Zwróciłam się w stronę lustra. Postanowiłam włosy trochę upiąć, ale zostawić rozpuszczone. Na kruczo-czarne włosy nałożyłam koronę z kości koloru dymu, którą swoją drogą - też zrobiłam sama.
Nie mogłam pozbyć się ciągłego zmęczenia i bólu wymalowanego na twarzy, ale to mi chyba pasowało. Z moją bladą cerę i ponurym wizerunkiem idealnie nadawałabym się na mroczną pannę młodą.
Dość o wyglądzie. Po śniadaniu zaprosiłam herosów do stołu. Zmierzyłam ostrożnie wzrokiem zgromadzonych i zaczęłam przemowę:
- Jesteście już po pierwszym zadaniu. Kolejne będzie równie proste. Waszym kolejnym zadaniem będzie... - przerwałam by nabrać trochę dramatyzmu. Lubiłam te klimaty. - Rozmowa ze mną. Każdy z osobna. Zacznę od Percy'ego Jacksona.
Czekałam na jakąś reakcję ale wszyscy zaczęli szeptać między sobą i nerwowo spoglądali na siebie. Oprócz Leona, który szczerzył się jak zawsze od ucha do ucha.
- I już? To tyle? - parsknął.
Spojrzałam na niego posługując się jednym z moich karcących spojrzeń.
- Nie tylko tobie zależy na pomocy Leonie Valdez. Jeżeli chcesz jej otrzymać ode mnie to masz dostosować się do moich poleceń czy ci się to podoba czy nie. Nie ważne też jak błache będą zadania, to ja je wymyślam ponieważ chcę byście te zadania wykonali.
Szepty ucichły a ja wstałam i wyszłam z pomieszczenia.

                              *  *  *

Wszyscy czekali na zewnątrz, a ja czekałam w środku na pierwszego kandydata do rozmowy. Miał nim być Percy Jackson. Dlaczego wybrałam go jako pierwszego? Nie mam pojęcia ale nie robiło mi to najmniejszej różnicy. Chciałam tylko zostawić sobie Nica jako ostatniego.

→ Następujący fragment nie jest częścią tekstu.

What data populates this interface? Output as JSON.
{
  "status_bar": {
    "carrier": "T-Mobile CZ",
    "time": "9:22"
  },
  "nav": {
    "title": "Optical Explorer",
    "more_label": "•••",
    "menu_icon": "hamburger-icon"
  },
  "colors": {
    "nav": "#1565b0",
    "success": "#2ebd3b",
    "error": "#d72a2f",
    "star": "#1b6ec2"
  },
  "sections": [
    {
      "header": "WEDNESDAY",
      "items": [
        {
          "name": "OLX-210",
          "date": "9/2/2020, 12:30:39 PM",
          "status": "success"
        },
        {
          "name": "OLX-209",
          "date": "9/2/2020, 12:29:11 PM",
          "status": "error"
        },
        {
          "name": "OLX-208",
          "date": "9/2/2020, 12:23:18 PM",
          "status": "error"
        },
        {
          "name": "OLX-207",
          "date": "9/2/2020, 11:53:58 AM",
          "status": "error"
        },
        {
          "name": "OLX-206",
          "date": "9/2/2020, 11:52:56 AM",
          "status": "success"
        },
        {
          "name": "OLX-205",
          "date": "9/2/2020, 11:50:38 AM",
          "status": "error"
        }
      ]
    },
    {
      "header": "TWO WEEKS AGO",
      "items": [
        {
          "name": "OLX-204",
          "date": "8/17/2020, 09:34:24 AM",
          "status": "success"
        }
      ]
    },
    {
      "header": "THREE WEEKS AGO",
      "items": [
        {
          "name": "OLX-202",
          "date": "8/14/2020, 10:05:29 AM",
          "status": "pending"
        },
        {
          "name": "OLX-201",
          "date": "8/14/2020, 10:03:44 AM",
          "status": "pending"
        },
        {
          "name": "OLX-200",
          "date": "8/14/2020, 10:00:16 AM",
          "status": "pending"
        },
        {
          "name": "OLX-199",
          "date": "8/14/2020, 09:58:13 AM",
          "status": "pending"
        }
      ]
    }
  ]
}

Percy wszedł do pomieszczenia nerwowo przystępując z nogi na nogę. Kiwnęłam mu by usiadł, na co chętnie przystał. Oboje usiedliśmy przy stole i patrzeliśmy na siebie przez dłuższą chwilę. Jego oczy koloru oceanu byly spokojne i nieugięte. Miał przed sobą zadanie i był gotów je wypełnić. I ja też.
- Percy Jackson. Syn Posejdona - Pana mórz. - zaczęłam. - Muszę powiedzieć, że odwiedzało mnie tu wiele bogów, ale mimo, że mieszkam na wyspie otoczonej wodami, ani razu nie spotkałam się z twoim ojcem. Jaki on jest?
Chłopak zamrugał zdezorientowany. Jak widać nie tego spodziewał się po rozmowie.
- Jest porywczy. Jak morze. Ale też spokojny. Nie zawsze mam z nim kontakt. - urwał na moment, zastanowił się i dodał - Jak każdy półbóg. A jak z twoim ojcem?
- Czasem go widuję. Bogowie, którzy mnie odwiedzają mogli choć na moment odpocząć od rozdwojenia jaźni, które trapiło ich podczac wojny z Gają. Ale Hades często znajdywał dla mnie czas. Podarował mi Absola.
Percy przyzwyczaił się już do przebiegu rozmowyi rozluźnił się nieco.
- Wielu bogów cię tu odwiedza?
- Najczęściej Apollo, a co miesiąc także i Hermes. Spotkałam też Hekate, Atenę, Hefajstosa, mego ojca, Aresa i.. - nie byłam w stanie wypowiedzieć jej imienia. Brzydziłam się i gardziłam nią. Chłopak spojrzał na mnie spokojnie. Nie naglił mnie za co byłam mu wdzięczna. - i Herę.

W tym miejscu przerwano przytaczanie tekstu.